The mere existence of this Act is important. As the company considers outsourcing processor locations, it should do some amount of due diligence on the recourse it would have in the event of a security or privacy breach. For example, while legal (monetary) recourse for a security breach might exist in the U.S., it would be important to consider whether the company could reasonably get an injunction (or other comparable order) in a local jurisdiction to compel return or destruction of misappropriated data. It appears that the Philippine legal system would offer these types of relief.
As each company considers its outsourcing options, it must understand both the impact of laws of the country where the data originates and well as the laws of the country where the data will be processed. Because the responsibility for compliance with the originating-countries’ laws will continue to rest with the company and because the company will also need to ensure that it complies with requirements of applicable state laws as well as any representations it has made, due diligence about the vendor and the receiving-countries’ legal systems must be complete.

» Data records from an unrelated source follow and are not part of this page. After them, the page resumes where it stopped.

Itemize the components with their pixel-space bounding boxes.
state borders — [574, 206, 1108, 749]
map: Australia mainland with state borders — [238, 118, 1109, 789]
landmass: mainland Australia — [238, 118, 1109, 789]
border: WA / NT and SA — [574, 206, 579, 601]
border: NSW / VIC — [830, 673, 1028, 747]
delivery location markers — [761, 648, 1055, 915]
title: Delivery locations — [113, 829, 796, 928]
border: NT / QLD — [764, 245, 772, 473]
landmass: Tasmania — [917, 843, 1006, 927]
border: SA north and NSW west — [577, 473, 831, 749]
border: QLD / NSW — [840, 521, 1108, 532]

Once the due diligence is complete, the company must ensure that appropriate protections are built into its vendor contracts. These protections include thoughtful contractual provisions related to confidentiality, appropriate use, data security, audit rights, insurance and remedies. We recommend that a safeguards schedule be included in the outsourcing contract in order to provide sufficient detail on the security expectations. Ongoing vendor monitoring and management is also essential. In each case, the level of effort needed will depend on the amount and sensitivity of the personal information being processed.
For all off-shore relationships, I also recommend that the company develop a formal plan for responding to “worst case scenario” type events, such as misappropriation of personal data. This plan would contain an analysis of legal remedies available in the jurisdiction. It would identify both local legal resources that could be called upon quickly as well as the legal recourse that would be sought in the event of a security incident or breach of contract.